If you must use a pointer to receive an array, you should also use a pointer to receive the address of the first element rather than the address of the entire array. This is the correct access posture.

In fact, in the process of passing parameters to a one-dimensional array, the formal parameters can be written in the form of an array or in the form of a pointer, because essentially these two methods transfer the address of the first element of the array, which are equal to each other.

Since they are essentially addresses, why should they be written in array form?

That's because being able to write it in array form is entirely to take care of beginners , because the actual parameter is an array, and the formal parameter also defines an array to receive the array. This way is easier for beginners to understand. So even if it is written like this, the essence is still a pointer.

In the same way, there are two ways to pass parameters in a two-dimensional array:

1. Formal parameters are also in the form of two-dimensional arrays.
2. The formal parameters are in the form of array pointers.
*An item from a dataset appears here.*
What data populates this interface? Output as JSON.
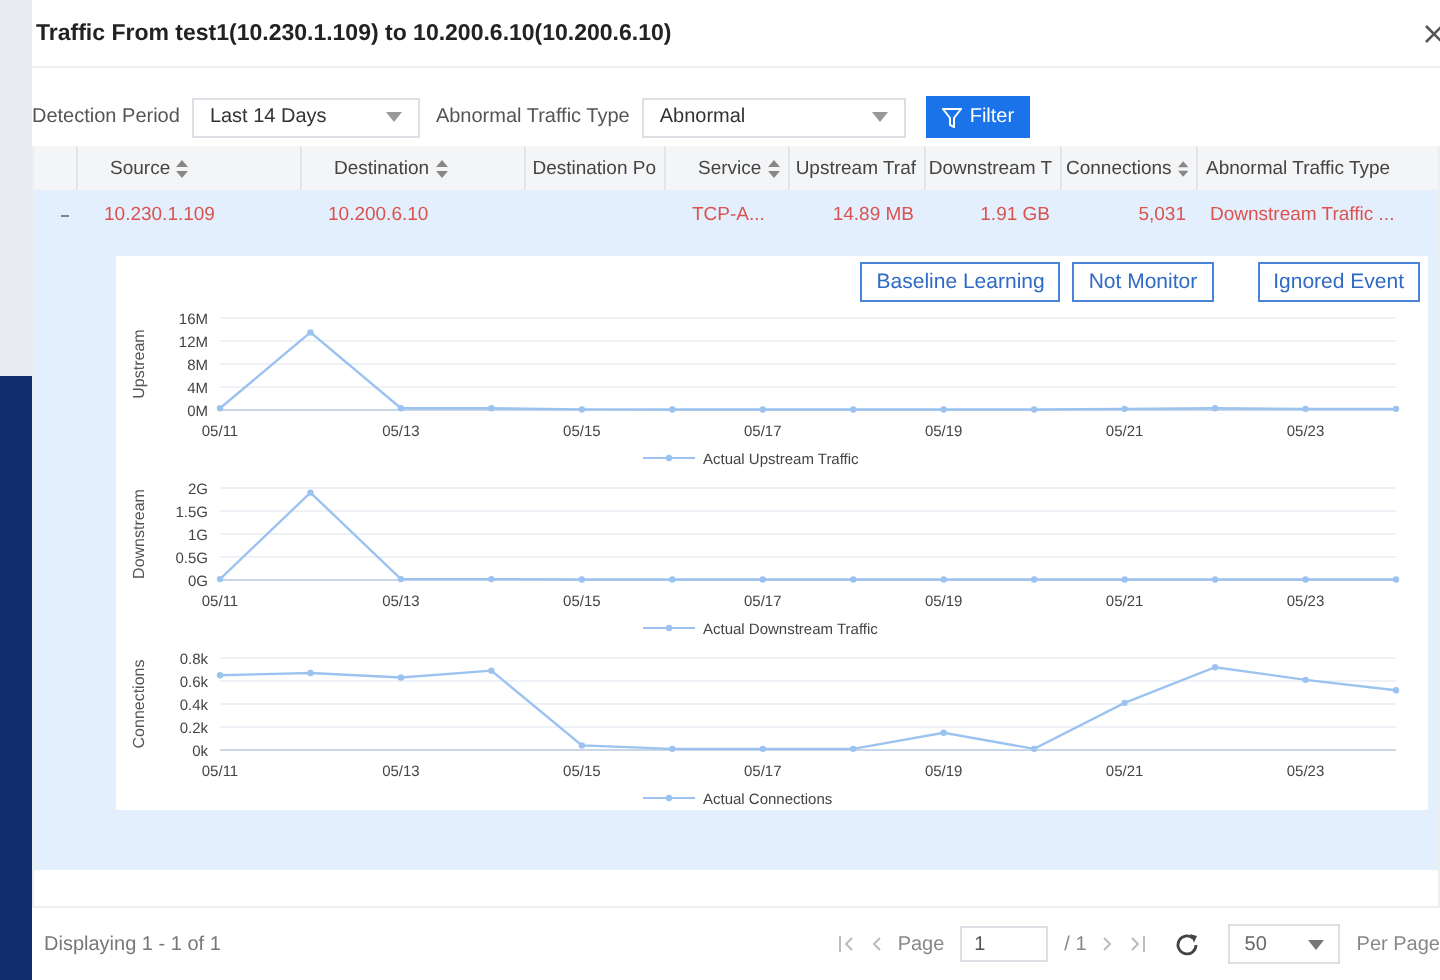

After learning about pointer arrays and array pointers, let’s review them together and see what the following code means:

int arr[5];
int *parr1[10];
int (*parr2)[10];
int (*parr3[10])[5];

【Answer】

1. arr is an array that can store 5 integer data.
2. parr1 is an array that can store an array of integer pointers. The array size is 10.
3. parr2 is a pointer pointing to an array of 10 elements, the type of each element is int*
4. parr3 is an array. The array has 10 elements and points to a pointer. The content pointed to by the pointer is an array of 5 elements. The type of each element is int, which is an array that stores array pointers .

Of course, don’t worry if you don’t understand parr3. This form is rarely used and is just a way to expand your knowledge.

4. Array parameters and pointer parameters

4.1 One-dimensional array parameter transfer

 4.2 Two-dimensional array parameter transfer

When passing parameters through a two-dimensional array, the function parameter design can only omit the first [] number. Because for a two-dimensional array, you don't need to know how many rows there are, but you must know how many elements are in a row. This makes calculations easier.

 4.3 First-level pointer parameter passing

 If a first-level pointer is used to pass parameters, the formal parameters can be written as first-level pointers.

#include <stdio.h>
void print(int* p, int sz)
{
	int i = 0;
	for (i = 0; i < sz; i++)
	{
		printf("%d\n", *(p + i));
	}
}
int main()
{
	int arr[10] = { 1,2,3,4,5,6,7,8,9 };
	int* p = arr;
	int sz = sizeof(arr) / sizeof(arr[0]);
	//一级指针p，传给函数
	print(p, sz);
	return 0;
}

 【think】

When the parameter part of a function is a first-level pointer, what parameters can the function receive?

【Answer】

 4.4 Second-level pointer parameter passing

#include <stdio.h>
void test(int** ptr)
{
	printf("num = %d\n", **ptr);
}
int main()
{
	int n = 10;
	int* p = &n;
	int** pp = &p;
	test(pp);
	test(&p);
	return 0;
}

【think】

 When the parameter of a function is a secondary pointer, what parameters can it receive?

【Answer】

5. Function pointer

Function pointer - a pointer to a function - stores the address of the function

 &Add and Add are completely equivalent, as the following example can prove.

You can define int (*pf2)(int,int) = &Add; and assign &Add to pf2,  which is the function pointer .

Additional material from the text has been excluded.